By Julissa Catalan
Prudential Financial has released an in-depth look into the financial rights LGBT couples are now entitled to in the wake of the Supreme Court’s overturning part of the Defense of Marriage Act (DOMA) last year.
“It’s important for same-sex couples who are already married or contemplating marriage to become aware of the many workplace benefits and financial-planning strategies that are now available to them as a result of the Windsor decision,” says James Mahaney, Prudential’s Vice President of Strategic Initiatives and author of the study, titled “Financial Planning Considerations for Same-Sex Couples After Windsor.” “These benefits have the potential to make a significant impact on the financial health of same-sex couples.”
In June 2013, the U.S. Supreme Court overturned Section 3 of the 1996 Defense of Marriage Act, which had banned federal benefits for same-gender married couples living in states where their unions are recognized, as part of a lawsuit brought by Edith Windsor, who was being forced to pay an estate tax after her wife, Thea Spyer, died in 2009. The couple had been legally married in Ontario, Canada, in 2007.
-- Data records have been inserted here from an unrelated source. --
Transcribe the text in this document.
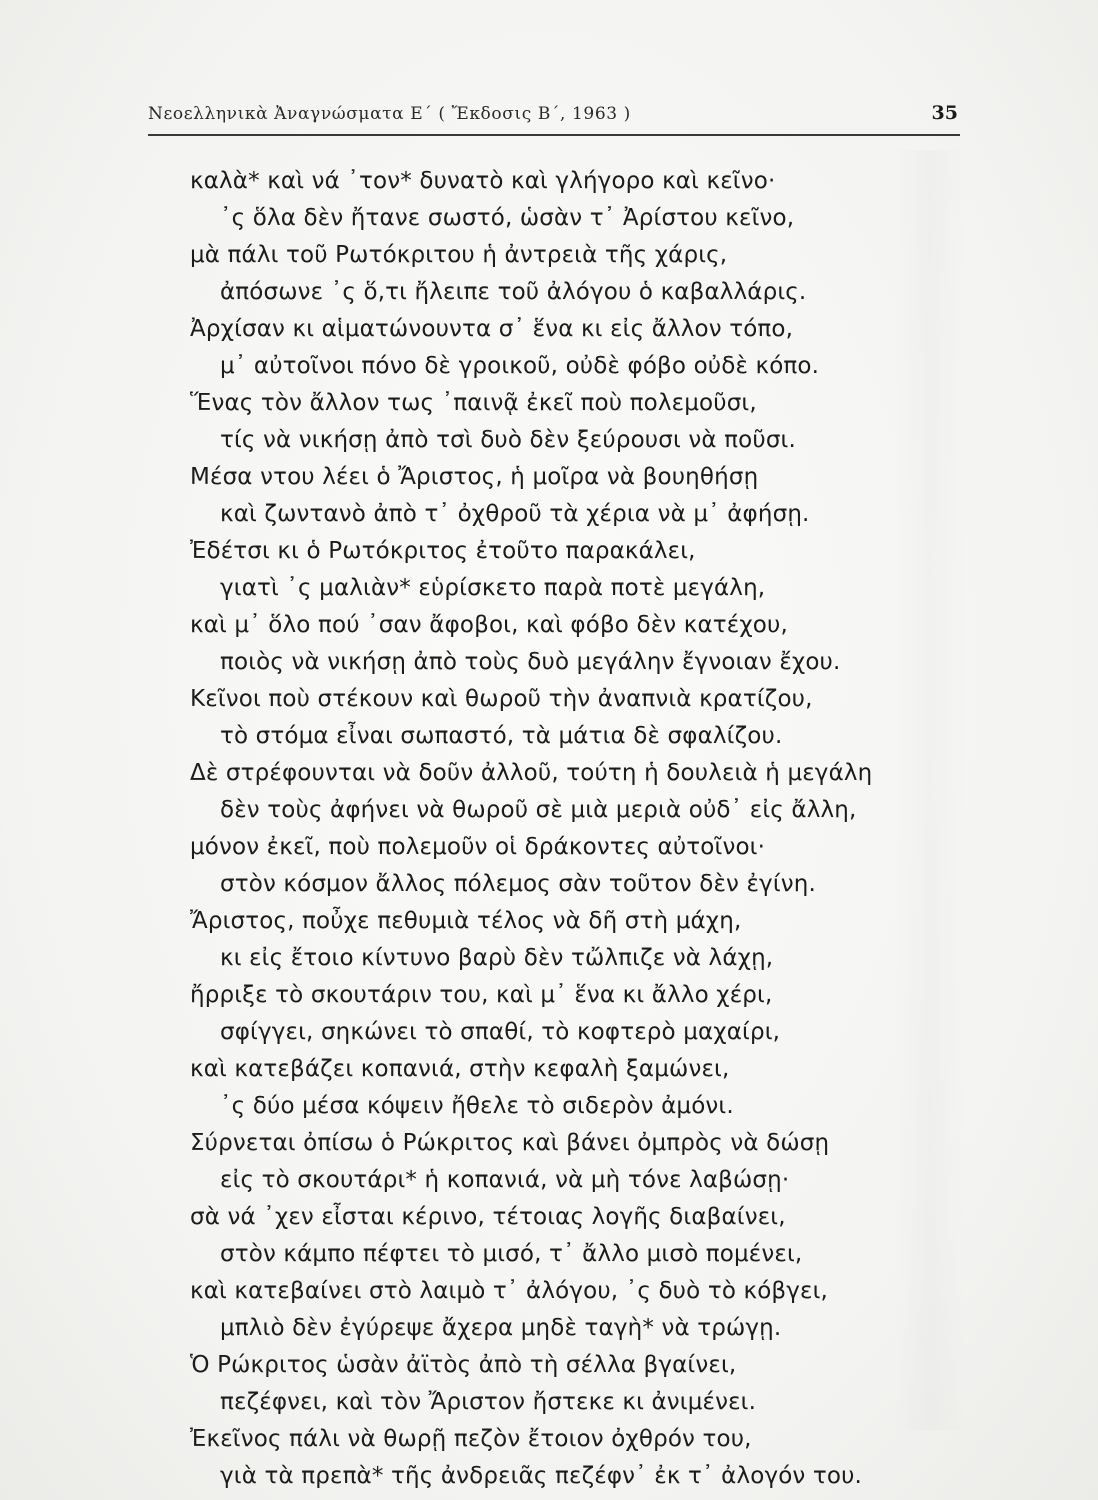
Νεοελληνικὰ Ἀναγνώσματα Ε΄ ( Ἔκδοσις Β΄, 1963 )	35
καλὰ* καὶ νά ᾿τον* δυνατὸ καὶ γλήγορο καὶ κεῖνο·
᾿ς ὅλα δὲν ἤτανε σωστό, ὡσὰν τ᾿ Ἀρίστου κεῖνο,
μὰ πάλι τοῦ Ρωτόκριτου ἡ ἀντρειὰ τῆς χάρις,
ἀπόσωνε ᾿ς ὅ,τι ἤλειπε τοῦ ἀλόγου ὁ καβαλλάρις.
Ἀρχίσαν κι αἱματώνουντα σ᾿ ἕνα κι εἰς ἄλλον τόπο,
μ᾿ αὐτοῖνοι πόνο δὲ γροικοῦ, οὐδὲ φόβο οὐδὲ κόπο.
Ἕνας τὸν ἄλλον τως ᾿παινᾷ ἐκεῖ ποὺ πολεμοῦσι,
τίς νὰ νικήσῃ ἀπὸ τσὶ δυὸ δὲν ξεύρουσι νὰ ποῦσι.
Μέσα ντου λέει ὁ Ἄριστος, ἡ μοῖρα νὰ βουηθήσῃ
καὶ ζωντανὸ ἀπὸ τ᾿ ὀχθροῦ τὰ χέρια νὰ μ᾿ ἀφήσῃ.
Ἐδέτσι κι ὁ Ρωτόκριτος ἐτοῦτο παρακάλει,
γιατὶ ᾿ς μαλιὰν* εὑρίσκετο παρὰ ποτὲ μεγάλη,
καὶ μ᾿ ὅλο πού ᾿σαν ἄφοβοι, καὶ φόβο δὲν κατέχου,
ποιὸς νὰ νικήσῃ ἀπὸ τοὺς δυὸ μεγάλην ἔγνοιαν ἔχου.
Κεῖνοι ποὺ στέκουν καὶ θωροῦ τὴν ἀναπνιὰ κρατίζου,
τὸ στόμα εἶναι σωπαστό, τὰ μάτια δὲ σφαλίζου.
Δὲ στρέφουνται νὰ δοῦν ἀλλοῦ, τούτη ἡ δουλειὰ ἡ μεγάλη
δὲν τοὺς ἀφήνει νὰ θωροῦ σὲ μιὰ μεριὰ οὐδ᾿ εἰς ἄλλη,
μόνον ἐκεῖ, ποὺ πολεμοῦν οἱ δράκοντες αὐτοῖνοι·
στὸν κόσμον ἄλλος πόλεμος σὰν τοῦτον δὲν ἐγίνη.
Ἄριστος, ποὖχε πεθυμιὰ τέλος νὰ δῆ στὴ μάχη,
κι εἰς ἔτοιο κίντυνο βαρὺ δὲν τὤλπιζε νὰ λάχῃ,
ἤρριξε τὸ σκουτάριν του, καὶ μ᾿ ἕνα κι ἄλλο χέρι,
σφίγγει, σηκώνει τὸ σπαθί, τὸ κοφτερὸ μαχαίρι,
καὶ κατεβάζει κοπανιά, στὴν κεφαλὴ ξαμώνει,
᾿ς δύο μέσα κόψειν ἤθελε τὸ σιδερὸν ἀμόνι.
Σύρνεται ὀπίσω ὁ Ρώκριτος καὶ βάνει ὀμπρὸς νὰ δώσῃ
εἰς τὸ σκουτάρι* ἡ κοπανιά, νὰ μὴ τόνε λαβώσῃ·
σὰ νά ᾿χεν εἶσται κέρινο, τέτοιας λογῆς διαβαίνει,
στὸν κάμπο πέφτει τὸ μισό, τ᾿ ἄλλο μισὸ πομένει,
καὶ κατεβαίνει στὸ λαιμὸ τ᾿ ἀλόγου, ᾿ς δυὸ τὸ κόβγει,
μπλιὸ δὲν ἐγύρεψε ἄχερα μηδὲ ταγὴ* νὰ τρώγῃ.
Ὁ Ρώκριτος ὡσὰν ἀϊτὸς ἀπὸ τὴ σέλλα βγαίνει,
πεζέφνει, καὶ τὸν Ἄριστον ἤστεκε κι ἀνιμένει.
Ἐκεῖνος πάλι νὰ θωρῇ πεζὸν ἔτοιον ὀχθρόν του,
γιὰ τὰ πρεπὰ* τῆς ἀνδρειᾶς πεζέφν᾿ ἐκ τ᾿ ἀλογόν του.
As a result of the new ruling, employee benefits and financial-planning strategies that were once available only to heterosexual married couples may now be available to LGBT married couples.
The Prudential research provides a summary of some suggested financial-planning opportunities, as well as workplace benefits married couples are entitled to. Included is a “Post-Windsor Checklist” with detailed information on the case ruling and financial-planning strategies.
Depending on the employer, same-gender couples could obtain access to healthcare benefits including coverage, flexible-spending accounts, and health-reimbursement and/or savings accounts.
Furthermore, Prudential advises LGBT couples to consult with a tax professional and explore the possibilities of filing an amended tax return for prior years, as it may be beneficial to claim a refund for taxes paid on credited income related to healthcare benefits previously purchased for a same-gender spouse. A same-gender spouse also has access to improved survivor benefits and defined-contribution retirement plans now. In addition, access to group-life-insurance coverage through the spouse’s employer is available as well.
The federal recognition does come with a few negative attributes from a financial perspective. Some married same-gender couples will now be required to pay higher federal taxes, while others may see their ability to qualify for a child’s college financial aid reduced—the same downfalls to filing joint returns that some heterosexual couples face.
“This decision affects the LGBT community immensely and it has really made a difference in my life,” says Debra Abbott-Walker, Manager of Agency Recruiting for Prudential. “Now I know that if something happens to me or my wife, our children will receive survivor benefits.”
Abbott-Walker says the couple expects to save around $1,500 a year by filing joint tax returns. Like Debra and her wife, Jennifer, many married LGBT couples paid more in federal taxes prior to the DOMA overturn, because they were obligated to file as individuals even though they were legally married.
Prudential also encourages same-gender couples to educate themselves on the financial-planning aspects related to estate planning, IRA, and social security, and to also update their beneficiaries on retirement accounts, as their spouses can now legally be approved for that role. Couples should also verify whether deduction contributions should now be made to a regular IRA, or whether a Roth or Spousal IRA is now an option.
Estate planning should be revisited, as same-gender spouses are now able to pass assets to a spouse without incurring estate taxes through the use of the unlimited estate tax marital deduction—which was the technical aspect of inequality measured in the Windsor lawsuit.
“It is important for the financial-services industry to be aware of the impact that the Windsor decision has on the individuals they serve,” said Brad Snyder, Director of Institutional Giving for the Lesbian, Gay, Bisexual and Transgender Community Center in New York City. “This paper is another example of Prudential’s long-standing commitment to the LGBT community and an essential tool for same-sex couples as they navigate through the many workplace benefits and financial strategies available to them as a result of the historic ruling.”
Prudential Financial is No. 8 in the DiversityInc Top 50.